Sur la télé Sahel, le capitaine Roger Gabriel, commandant de compagnie au premier bataillon parachutiste a fait un témoignage de ce qui s’est passé dans la nuit du 28 Août au 29 Août à Niamey. Un témoignage basé sur les appels qu’il a reçus de hauts gradés de différents pays qui selon lui témoignent du sponsoring extérieur de cette mutinerie qui a tourné court.
Réveillé selon lui par les tirs en provenance de la base 101, il dit avoir tout de suite appelé son commandant de bataillon pour lui faire part des évènements en cours. Il dit avoir ensuite reçu l’ordre de « faire percevoir les armes » à ses hommes pour sécuriser le camp et attendre les ordres de la hiérarchie car selon lui, à ce moment chacun pensait qu’il s’agissait d’une attaque terroriste.

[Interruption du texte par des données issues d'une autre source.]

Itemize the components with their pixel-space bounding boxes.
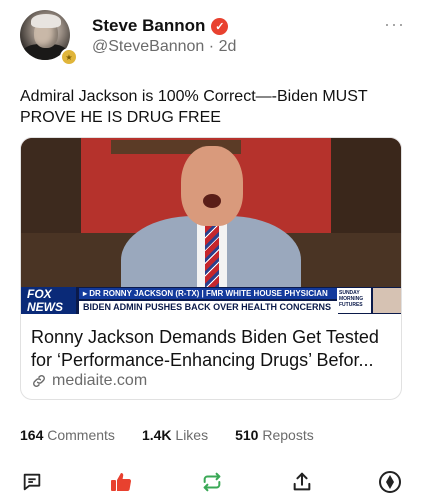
meta-separator: ·: [208, 38, 215, 55]
share-button[interactable]: [290, 470, 314, 494]
comments-label: Comments: [47, 427, 115, 443]
repost-button[interactable]: [200, 470, 224, 494]
author-handle-row: @SteveBannon · 2d: [92, 38, 236, 56]
engagement-stats: 164 Comments 1.4K Likes 510 Reposts: [20, 427, 314, 443]
avatar-badge-icon: ★: [60, 48, 78, 66]
thumb-head: [181, 146, 243, 226]
link-card-title[interactable]: Ronny Jackson Demands Biden Get Tested f…: [31, 326, 393, 372]
link-icon: [33, 375, 45, 387]
show-name: SUNDAY MORNING FUTURES: [337, 288, 371, 313]
author-name[interactable]: Steve Bannon: [92, 16, 205, 36]
link-card-domain-row[interactable]: mediaite.com: [31, 372, 147, 390]
boost-icon: [379, 471, 401, 493]
news-chyron: FOX NEWS ▸ DR RONNY JACKSON (R-TX) | FMR…: [21, 287, 401, 314]
share-icon: [293, 472, 311, 491]
likes-label: Likes: [175, 427, 209, 443]
comment-icon: [23, 473, 41, 491]
action-bar: [20, 470, 405, 498]
author-name-row: Steve Bannon ✓: [92, 16, 229, 36]
reposts-count: 510: [235, 427, 259, 443]
reposts-stat[interactable]: 510 Reposts: [235, 427, 314, 443]
author-handle[interactable]: @SteveBannon: [92, 38, 204, 55]
thumb-mouth: [203, 194, 221, 208]
post-age: 2d: [218, 38, 237, 55]
thumbs-up-icon: [111, 473, 132, 492]
chyron-top-line: ▸ DR RONNY JACKSON (R-TX) | FMR WHITE HO…: [79, 288, 338, 299]
like-button[interactable]: [109, 470, 133, 494]
network-logo: FOX NEWS: [21, 287, 76, 314]
comments-stat[interactable]: 164 Comments: [20, 427, 115, 443]
chyron-headline: BIDEN ADMIN PUSHES BACK OVER HEALTH CONC…: [79, 301, 338, 314]
more-options-icon[interactable]: ···: [384, 14, 405, 35]
comments-count: 164: [20, 427, 44, 443]
comment-button[interactable]: [20, 470, 44, 494]
boost-button[interactable]: [378, 470, 402, 494]
repost-icon: [203, 472, 221, 492]
link-preview-card[interactable]: FOX NEWS ▸ DR RONNY JACKSON (R-TX) | FMR…: [20, 137, 402, 400]
post-body-text: Admiral Jackson is 100% Correct—-Biden M…: [20, 88, 368, 126]
verified-badge-icon: ✓: [211, 17, 229, 35]
likes-count: 1.4K: [141, 427, 172, 443]
link-card-domain: mediaite.com: [52, 372, 148, 389]
host-inset: [373, 288, 401, 313]
avatar-hair: [31, 14, 61, 28]
reposts-label: Reposts: [262, 427, 314, 443]
likes-stat[interactable]: 1.4K Likes: [142, 427, 208, 443]
link-thumbnail: FOX NEWS ▸ DR RONNY JACKSON (R-TX) | FMR…: [21, 138, 401, 314]
post-header: ★ Steve Bannon ✓ @SteveBannon · 2d ···: [20, 10, 405, 66]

« après la perception des armes nous avons sécurisé le camps nous avons aussi reçu l’ordre d’aller sécuriser le 2èmepont. De retour du 2ème pont, les éléments qui nous accompagnaient nous ont informé du passage de garde présidentielle en direction de la base aérienne » a-t-il dit.
C’est après ça qu’i dit avoir appelé le capitaine Moustapha de la garde présidentielle qui lui a dit qu’il était en mission. Il dit avoir ensuite appeler d’autres éléments de la garde présidentielle qui lui ont donné des ordres à suivre.
« Un peu plus tard dans la nuit, j’ai été appelé par plusieurs éléments du BSR qui étaient en train de prendre la base aérienne. Il s’agit du capitaine Kader, du capitaine Nasser , le capitaine Abdulfattah et le commandant Mayassi qui nous ont demandé de les renforcer. Initialement ayant pensé que c’était une attaque terroriste, nous avons fait le compte rendu à notre commandant de bataillon comme quoi, l’unité engagé dans le feu avait besoin d’un appui et c’est là que le commandant de bataillon nous a confirmé qu’il s’agissait d’un affrontement entre le Bataillon de Sécurité et de Renseignement et la garde présidentielle. Donc à partir de ce moment, nous avons intelligemment repoussé toutes les propositions faites par le BSR de les renforcer» détaille le capitaine Roger Gabriel.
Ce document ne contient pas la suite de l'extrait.